When you’re in your 20s and even 30s, stretching before a workout might seem like a waste of time. But as our bodies age and grow stiff, joint health becomes vitally important. The National Institute of Health encourages us not to blame health problems on age, but on inactivity.

Think of those who have spent most of the past 40 years sitting at a desk all day.

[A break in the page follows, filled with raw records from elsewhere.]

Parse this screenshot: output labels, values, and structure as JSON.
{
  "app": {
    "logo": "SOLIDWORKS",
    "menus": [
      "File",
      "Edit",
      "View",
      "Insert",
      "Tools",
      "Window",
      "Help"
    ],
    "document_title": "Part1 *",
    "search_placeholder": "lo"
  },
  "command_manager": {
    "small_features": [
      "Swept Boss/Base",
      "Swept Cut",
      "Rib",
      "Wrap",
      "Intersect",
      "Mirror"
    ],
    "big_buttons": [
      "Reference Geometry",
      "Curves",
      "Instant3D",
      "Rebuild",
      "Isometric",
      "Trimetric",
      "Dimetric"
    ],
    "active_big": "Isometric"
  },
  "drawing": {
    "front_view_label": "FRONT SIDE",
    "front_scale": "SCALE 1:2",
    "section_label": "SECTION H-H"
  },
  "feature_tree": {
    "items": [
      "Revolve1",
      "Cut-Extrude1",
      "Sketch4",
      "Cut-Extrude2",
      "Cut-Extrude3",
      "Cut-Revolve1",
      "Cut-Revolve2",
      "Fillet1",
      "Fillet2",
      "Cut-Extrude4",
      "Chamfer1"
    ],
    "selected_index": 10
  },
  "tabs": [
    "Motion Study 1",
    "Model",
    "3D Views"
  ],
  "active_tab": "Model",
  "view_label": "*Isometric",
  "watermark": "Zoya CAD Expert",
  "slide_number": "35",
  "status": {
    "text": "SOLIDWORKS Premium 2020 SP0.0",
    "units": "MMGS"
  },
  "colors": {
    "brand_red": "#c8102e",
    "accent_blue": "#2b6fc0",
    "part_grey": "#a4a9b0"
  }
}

This sedentary lifestyle can lead to an increase in fat, a slower heart rate, and a loss of muscle mass. Because it encourages weight loss while strengthening bones and building muscle, exercise is the key to delaying and even preventing many serious diseases like diabetes.

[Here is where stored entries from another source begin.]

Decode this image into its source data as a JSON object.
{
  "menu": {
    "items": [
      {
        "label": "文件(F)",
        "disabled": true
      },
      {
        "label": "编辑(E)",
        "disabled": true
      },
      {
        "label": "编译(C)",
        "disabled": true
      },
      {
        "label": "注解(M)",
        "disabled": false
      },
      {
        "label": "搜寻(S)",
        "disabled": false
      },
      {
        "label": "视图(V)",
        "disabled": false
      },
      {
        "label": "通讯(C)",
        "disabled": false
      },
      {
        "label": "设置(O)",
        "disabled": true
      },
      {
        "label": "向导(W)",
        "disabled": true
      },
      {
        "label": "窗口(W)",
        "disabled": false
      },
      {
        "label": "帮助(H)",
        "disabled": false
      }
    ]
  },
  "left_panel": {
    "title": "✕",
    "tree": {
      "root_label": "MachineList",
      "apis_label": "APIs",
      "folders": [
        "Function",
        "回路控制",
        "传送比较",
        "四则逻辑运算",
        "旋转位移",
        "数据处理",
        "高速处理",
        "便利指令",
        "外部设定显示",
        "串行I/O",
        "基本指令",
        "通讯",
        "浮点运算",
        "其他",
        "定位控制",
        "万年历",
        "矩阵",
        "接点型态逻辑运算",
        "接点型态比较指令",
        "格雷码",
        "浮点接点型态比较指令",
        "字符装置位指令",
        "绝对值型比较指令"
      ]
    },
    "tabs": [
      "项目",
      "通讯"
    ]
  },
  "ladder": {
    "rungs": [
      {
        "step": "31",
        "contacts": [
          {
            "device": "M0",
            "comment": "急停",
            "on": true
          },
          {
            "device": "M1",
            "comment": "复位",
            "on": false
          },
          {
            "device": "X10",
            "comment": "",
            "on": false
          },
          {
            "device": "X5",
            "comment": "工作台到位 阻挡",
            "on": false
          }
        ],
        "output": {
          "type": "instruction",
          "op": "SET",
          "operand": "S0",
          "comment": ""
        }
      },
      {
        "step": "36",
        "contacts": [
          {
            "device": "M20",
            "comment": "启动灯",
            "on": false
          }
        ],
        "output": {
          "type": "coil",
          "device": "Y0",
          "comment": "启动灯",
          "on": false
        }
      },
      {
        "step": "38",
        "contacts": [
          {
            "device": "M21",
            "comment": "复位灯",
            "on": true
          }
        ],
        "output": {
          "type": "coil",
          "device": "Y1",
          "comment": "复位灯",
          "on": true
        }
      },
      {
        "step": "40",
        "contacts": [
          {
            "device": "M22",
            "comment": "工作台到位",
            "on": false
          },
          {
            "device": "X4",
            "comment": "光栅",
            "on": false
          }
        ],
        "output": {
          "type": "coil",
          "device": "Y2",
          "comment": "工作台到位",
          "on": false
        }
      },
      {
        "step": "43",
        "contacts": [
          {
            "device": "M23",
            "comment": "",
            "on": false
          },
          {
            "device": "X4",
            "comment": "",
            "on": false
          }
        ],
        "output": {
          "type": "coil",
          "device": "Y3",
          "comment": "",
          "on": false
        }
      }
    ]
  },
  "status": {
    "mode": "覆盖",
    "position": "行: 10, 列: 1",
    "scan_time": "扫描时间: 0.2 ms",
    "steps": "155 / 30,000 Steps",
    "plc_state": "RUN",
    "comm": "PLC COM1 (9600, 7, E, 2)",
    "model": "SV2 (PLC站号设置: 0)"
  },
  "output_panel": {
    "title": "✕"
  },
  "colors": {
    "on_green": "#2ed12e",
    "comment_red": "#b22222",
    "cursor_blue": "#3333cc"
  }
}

Anne Balbach works as head of personal training at “Beyond Fifty,” a gym based in Wilmington, Delaware. She runs a weekly class that focuses on balance and flexibility to improve range of motion for muscles and joints.

“Take if Off,” the gym’s annual challenge, is centered on disease prevention.

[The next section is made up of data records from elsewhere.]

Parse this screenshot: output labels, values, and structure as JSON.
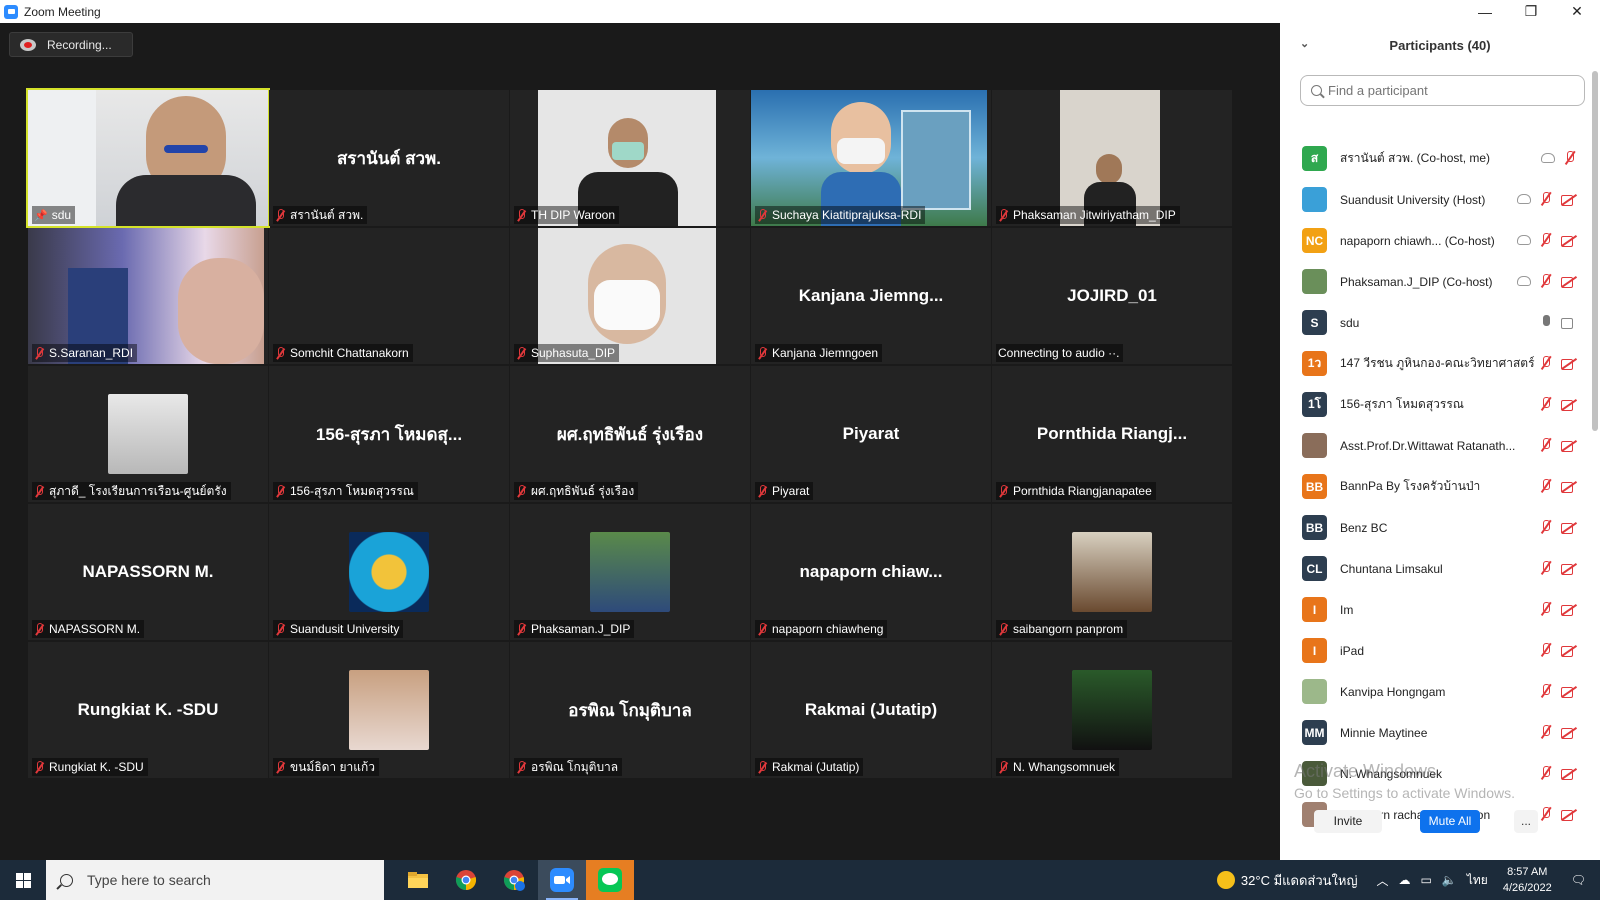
{
  "window": {
    "title": "Zoom Meeting",
    "minimize": "—",
    "restore": "❐",
    "close": "✕"
  },
  "recording": {
    "label": "Recording..."
  },
  "tiles": [
    {
      "caption": "sdu",
      "pinned": true
    },
    {
      "bigname": "สรานันต์ สวพ.",
      "caption": "สรานันต์ สวพ."
    },
    {
      "caption": "TH DIP Waroon"
    },
    {
      "caption": "Suchaya Kiatitiprajuksa-RDI"
    },
    {
      "caption": "Phaksaman Jitwiriyatham_DIP"
    },
    {
      "caption": "S.Saranan_RDI"
    },
    {
      "caption": "Somchit Chattanakorn"
    },
    {
      "caption": "Suphasuta_DIP"
    },
    {
      "bigname": "Kanjana  Jiemng...",
      "caption": "Kanjana Jiemngoen"
    },
    {
      "bigname": "JOJIRD_01",
      "caption": "Connecting to audio ··."
    },
    {
      "caption": "สุภาดี_ โรงเรียนการเรือน-ศูนย์ตรัง"
    },
    {
      "bigname": "156-สุรภา โหมดสุ...",
      "caption": "156-สุรภา โหมดสุวรรณ"
    },
    {
      "bigname": "ผศ.ฤทธิพันธ์ รุ่งเรือง",
      "caption": "ผศ.ฤทธิพันธ์ รุ่งเรือง"
    },
    {
      "bigname": "Piyarat",
      "caption": "Piyarat"
    },
    {
      "bigname": "Pornthida  Riangj...",
      "caption": "Pornthida Riangjanapatee"
    },
    {
      "bigname": "NAPASSORN M.",
      "caption": "NAPASSORN M."
    },
    {
      "caption": "Suandusit University"
    },
    {
      "caption": "Phaksaman.J_DIP"
    },
    {
      "bigname": "napaporn  chiaw...",
      "caption": "napaporn chiawheng"
    },
    {
      "caption": "saibangorn panprom"
    },
    {
      "bigname": "Rungkiat K. -SDU",
      "caption": "Rungkiat K. -SDU"
    },
    {
      "caption": "ขนม์ธิดา ยาแก้ว"
    },
    {
      "bigname": "อรพิณ โกมุติบาล",
      "caption": "อรพิณ โกมุติบาล"
    },
    {
      "bigname": "Rakmai (Jutatip)",
      "caption": "Rakmai (Jutatip)"
    },
    {
      "caption": "N. Whangsomnuek"
    }
  ],
  "participants": {
    "title": "Participants (40)",
    "search_placeholder": "Find a participant",
    "list": [
      {
        "initials": "ส",
        "name": "สรานันต์ สวพ. (Co-host, me)",
        "color": "#2fa84f"
      },
      {
        "initials": "",
        "name": "Suandusit University (Host)",
        "color": "#3aa0d8"
      },
      {
        "initials": "NC",
        "name": "napaporn chiawh... (Co-host)",
        "color": "#f2a114"
      },
      {
        "initials": "",
        "name": "Phaksaman.J_DIP (Co-host)",
        "color": "#6a8f5a"
      },
      {
        "initials": "S",
        "name": "sdu",
        "color": "#2d3e50"
      },
      {
        "initials": "1ว",
        "name": "147 วีรชน ภูหินกอง-คณะวิทยาศาสตร์",
        "color": "#e8751a"
      },
      {
        "initials": "1โ",
        "name": "156-สุรภา โหมดสุวรรณ",
        "color": "#2d3e50"
      },
      {
        "initials": "",
        "name": "Asst.Prof.Dr.Wittawat Ratanath...",
        "color": "#8a6d5a"
      },
      {
        "initials": "BB",
        "name": "BannPa By โรงครัวบ้านป่า",
        "color": "#e8751a"
      },
      {
        "initials": "BB",
        "name": "Benz BC",
        "color": "#2d3e50"
      },
      {
        "initials": "CL",
        "name": "Chuntana Limsakul",
        "color": "#2d3e50"
      },
      {
        "initials": "I",
        "name": "Im",
        "color": "#e8751a"
      },
      {
        "initials": "I",
        "name": "iPad",
        "color": "#e8751a"
      },
      {
        "initials": "",
        "name": "Kanvipa Hongngam",
        "color": "#9cb88a"
      },
      {
        "initials": "MM",
        "name": "Minnie Maytinee",
        "color": "#2d3e50"
      },
      {
        "initials": "",
        "name": "N. Whangsomnuek",
        "color": "#4a5a3a"
      },
      {
        "initials": "",
        "name": "napasorn rachatapeemapon",
        "color": "#a08070"
      }
    ],
    "invite": "Invite",
    "mute_all": "Mute All",
    "more": "..."
  },
  "watermark": {
    "line1": "Activate Windows",
    "line2": "Go to Settings to activate Windows."
  },
  "taskbar": {
    "search_placeholder": "Type here to search",
    "weather": "32°C  มีแดดส่วนใหญ่",
    "lang": "ไทย",
    "time": "8:57 AM",
    "date": "4/26/2022"
  }
}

Betsey Tootell AKA “Iron Gran,” one of the gym’s members, became an Ironman Triathlete after turning 50. “It keeps me young,” she says.

Regular exercise can be quite intimidating for those who have avoided the gym for too long. It’s important to start small and have fun with it. Group activities like Beyond Fifty’s balance and flexibility class are a great place to start

As we age, our balance and flexibility decline. At Beyond Fifty, workout coaches develop a specific routine for each member. “It all depends on what levels they are at,” says Balbach. “We definitely start them slow.”

A great way to burn calories while building up stamina is to combine cardio and circuit weight training. For example, alternate between 10 minutes on an exercise machine and 10 minutes running or walking.
And don’t forget to stretch!

LadyArmPullsHorizBeyond Fifty’s class beings with fluid movements that stretch the whole body. Many of Balbach’s participants have very tight muscles in their upper arms and shoulders. Balbach tends to focus a big portion of her class on stretching these muscles.

She also incorporates yoga-inspired leg and hip movements. For example: lie flat on your back and tighten your abdominal muscles. Pull your knees to your chest. Straighten out your left leg and slowly lower it (stopping just before you touch the floor). Hold it there for 20 seconds. Then, repeat with your other leg.

Going through a series of flexibility exercises is refreshing and relaxing. You’ll find that sometimes the smallest of movements can make a big difference.

Balbach also includes exercises that involve memorization and quick decision to strengthen the mind. “It just keeps people on their toes,” she says.